In Pandas 0.17 I try to sort by a specific column while maintaining the hierarchical index (A and B). B is a running number created when setting up the dataframe through concatenation. My data looks like this:
C D
A B
bar one shiny 10
two dull 5
three glossy 8
foo one dull 3
two shiny 9
three matt 12
This is what I need:
C D
A B
bar two dull 5
three glossy 8
one shiny 10
foo one dull 3
three matt 12
two shiny 9
Below is the code I am using and the result. Note: Pandas 0.17 alerts that dataframe.sort will be deprecated.

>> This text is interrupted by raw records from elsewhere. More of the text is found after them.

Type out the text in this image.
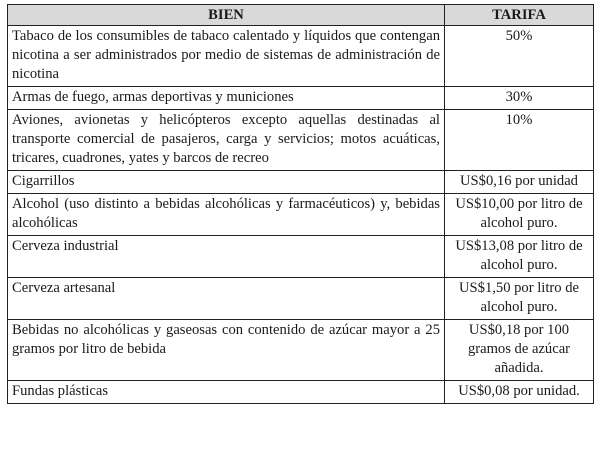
BIEN	TARIFA
Tabaco de los consumibles de tabaco calentado y líquidos que contengan nicotina a ser administrados por medio de sistemas de administración de nicotina	50%
Armas de fuego, armas deportivas y municiones	30%
Aviones, avionetas y helicópteros excepto aquellas destinadas al transporte comercial de pasajeros, carga y servicios; motos acuáticas, tricares, cuadrones, yates y barcos de recreo	10%
Cigarrillos	US$0,16 por unidad
Alcohol (uso distinto a bebidas alcohólicas y farmacéuticos) y, bebidas alcohólicas	US$10,00 por litro de alcohol puro.
Cerveza industrial	US$13,08 por litro de alcohol puro.
Cerveza artesanal	US$1,50 por litro de alcohol puro.
Bebidas no alcohólicas y gaseosas con contenido de azúcar mayor a 25 gramos por litro de bebida	US$0,18 por 100 gramos de azúcar añadida.
Fundas plásticas	US$0,08 por unidad.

df.sort_values(by="C", ascending=True)
C D
A B
bar two dull 5
foo one dull 3
bar three glossy 8
foo three matt 12
bar one shiny 10
foo two shiny 9
Adding .groupby produces the same result:
df.sort_values(by="C", ascending=True).groupby(axis=0, level=0, as_index=True)
Similarly, switching to sorting indices first, and then groupby the column is not fruitful:
df.sort_index(axis=0, level=0, as_index=True).groupby(C, as_index=True)
I am not certain about reindexing I need to keep the first index A, second index B can be reassigned, but does not have to. It would surprise me if there is not an easy solution; I guess I just don't find it. Any suggestions are appreciated.
Edit: In the meantime I dropped the second index B, reassigned first index A to be a column instead of an index sorted multiple columns, then re-indexed it:
df.index = df.index.droplevel(1)
df.reset_index(level=0, inplace=True)
df_sorted = df.sort_values(["A", "C"], ascending=[1,1]) #A is a column here, not an index.
df_reindexed = df_sorted.set_index("A")
Still very verbose.
解决方案
Feels like there could be a better way, but here's one approach:
In [163]: def sorter(sub_df):
...: sub_df = sub_df.sort_values('C')
...: sub_df.index = sub_df.index.droplevel(0)
...: return sub_df
In [164]: df.groupby(level='A').apply(sorter)
Out[164]:
C D
A B
bar two dull 5
three glossy 8
one shiny 10
foo one dull 3
three matt 12
two shiny 9